Fig. 6. Mice treated with the neutrophil chemoattractant CXCL1 before RSV infection show an early increase in viral load and develop more severe disease.

Mice were treated with mock (PBS) or 10 μg of CXCL1 intranasally. (A) At 12 hpi, BAL and lung neutrophils were quantified by flow cytometry and (B) MMP-9, MPO, and NE levels in the BAL were quantified by ELISA. Mice were treated with mock (PBS) or 5 to 10 μg of CXCL1 intranasally and after 9 to 12 hours were infected with mock (PBS) or 7.5 × 10⁵ FFUs of RSV intranasally. (C) Weight loss as a percentage of original weight. (D) IFN-α and IL-6 quantified in the BAL using ELISA. Levels of (E) Il1b and Tnfa, (F) Cxcl2 and Cxcl10, and (G) Ccl2 were determined in lung tissue using qPCR. (H) Total number of lung monocytes quantified by flow cytometry as previously described (32). (I) RSV L gene copy numbers were quantified at 0.75, 4, and 8 dpi in lung tissue by qPCR. Data in (A) and (B) are shown as the means ± SEM of eight individual mice per group pooled from two independent experiments. Data in (C) are shown as the means ± SEM of 10 (PBS/PBS) or 14 to 16 (RSV) individual mice pooled from two (PBS/PBS) or three (RSV) independent experiments. Data in (D) to (H) are shown as the means ± SEM of 10 individual mice per group pooled from two independent experiments. Data in (I) are shown as the means ± SEM of five individual mice per group representative of at least two independent experiments, with the dotted line representing the limit of detection of the assay.

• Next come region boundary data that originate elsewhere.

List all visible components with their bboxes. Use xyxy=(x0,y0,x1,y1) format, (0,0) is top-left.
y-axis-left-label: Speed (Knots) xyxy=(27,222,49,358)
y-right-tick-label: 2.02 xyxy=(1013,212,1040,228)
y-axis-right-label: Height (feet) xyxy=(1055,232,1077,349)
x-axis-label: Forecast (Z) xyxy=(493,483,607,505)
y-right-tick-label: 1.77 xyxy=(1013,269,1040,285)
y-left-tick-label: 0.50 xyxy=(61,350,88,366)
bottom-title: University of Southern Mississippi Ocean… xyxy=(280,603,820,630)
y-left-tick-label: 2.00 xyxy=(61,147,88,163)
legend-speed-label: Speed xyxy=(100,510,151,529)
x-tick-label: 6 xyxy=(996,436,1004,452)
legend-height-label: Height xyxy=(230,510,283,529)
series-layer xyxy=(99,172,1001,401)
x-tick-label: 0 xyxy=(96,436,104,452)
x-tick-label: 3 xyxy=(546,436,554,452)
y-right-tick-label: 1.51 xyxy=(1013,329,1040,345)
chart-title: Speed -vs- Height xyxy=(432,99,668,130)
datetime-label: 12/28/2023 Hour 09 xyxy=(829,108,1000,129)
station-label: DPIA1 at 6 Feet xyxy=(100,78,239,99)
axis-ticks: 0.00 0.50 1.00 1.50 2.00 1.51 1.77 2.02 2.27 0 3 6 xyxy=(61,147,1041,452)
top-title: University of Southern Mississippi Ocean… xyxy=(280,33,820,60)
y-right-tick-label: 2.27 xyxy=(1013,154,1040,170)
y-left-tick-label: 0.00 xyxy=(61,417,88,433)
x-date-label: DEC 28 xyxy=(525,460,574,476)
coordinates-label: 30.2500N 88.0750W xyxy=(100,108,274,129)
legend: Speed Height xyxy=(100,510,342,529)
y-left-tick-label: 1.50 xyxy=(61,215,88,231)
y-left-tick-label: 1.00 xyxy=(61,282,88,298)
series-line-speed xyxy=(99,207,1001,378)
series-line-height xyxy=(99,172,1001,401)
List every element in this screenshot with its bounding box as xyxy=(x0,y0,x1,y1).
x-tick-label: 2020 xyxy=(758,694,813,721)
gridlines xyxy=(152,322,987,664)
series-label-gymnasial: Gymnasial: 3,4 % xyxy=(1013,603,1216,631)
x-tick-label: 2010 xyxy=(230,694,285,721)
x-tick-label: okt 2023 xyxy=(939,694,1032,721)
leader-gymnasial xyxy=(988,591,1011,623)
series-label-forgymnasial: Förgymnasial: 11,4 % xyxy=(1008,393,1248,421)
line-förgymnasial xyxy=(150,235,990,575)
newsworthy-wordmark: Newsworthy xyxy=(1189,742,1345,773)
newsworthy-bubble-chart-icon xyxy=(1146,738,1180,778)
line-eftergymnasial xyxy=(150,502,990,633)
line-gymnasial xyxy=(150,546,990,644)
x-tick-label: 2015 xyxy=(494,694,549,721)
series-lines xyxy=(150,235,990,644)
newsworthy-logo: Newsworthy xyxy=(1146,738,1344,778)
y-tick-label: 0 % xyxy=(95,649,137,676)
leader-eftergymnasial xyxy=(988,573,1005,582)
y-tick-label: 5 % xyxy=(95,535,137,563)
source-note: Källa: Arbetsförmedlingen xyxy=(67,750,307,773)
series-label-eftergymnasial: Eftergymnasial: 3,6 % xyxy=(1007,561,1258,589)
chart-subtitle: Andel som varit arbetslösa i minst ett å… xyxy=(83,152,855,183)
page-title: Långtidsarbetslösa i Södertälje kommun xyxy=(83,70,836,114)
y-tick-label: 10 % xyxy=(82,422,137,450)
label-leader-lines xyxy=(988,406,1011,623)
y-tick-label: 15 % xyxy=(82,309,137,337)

The statistical significance of differences in (A) and (B) was analyzed using unpaired, two-tailed Student’s t test. The data in (C) and (I) were analyzed using two-way ANOVA with Bonferroni’s post hoc test, and only the statistically significant differences between RSV-infected groups are shown. The data in (D) to (H) were analyzed using one-way ANOVA with Tukey’s post hoc test. *P < 0.05, **P < 0.01, ***P < 0.001.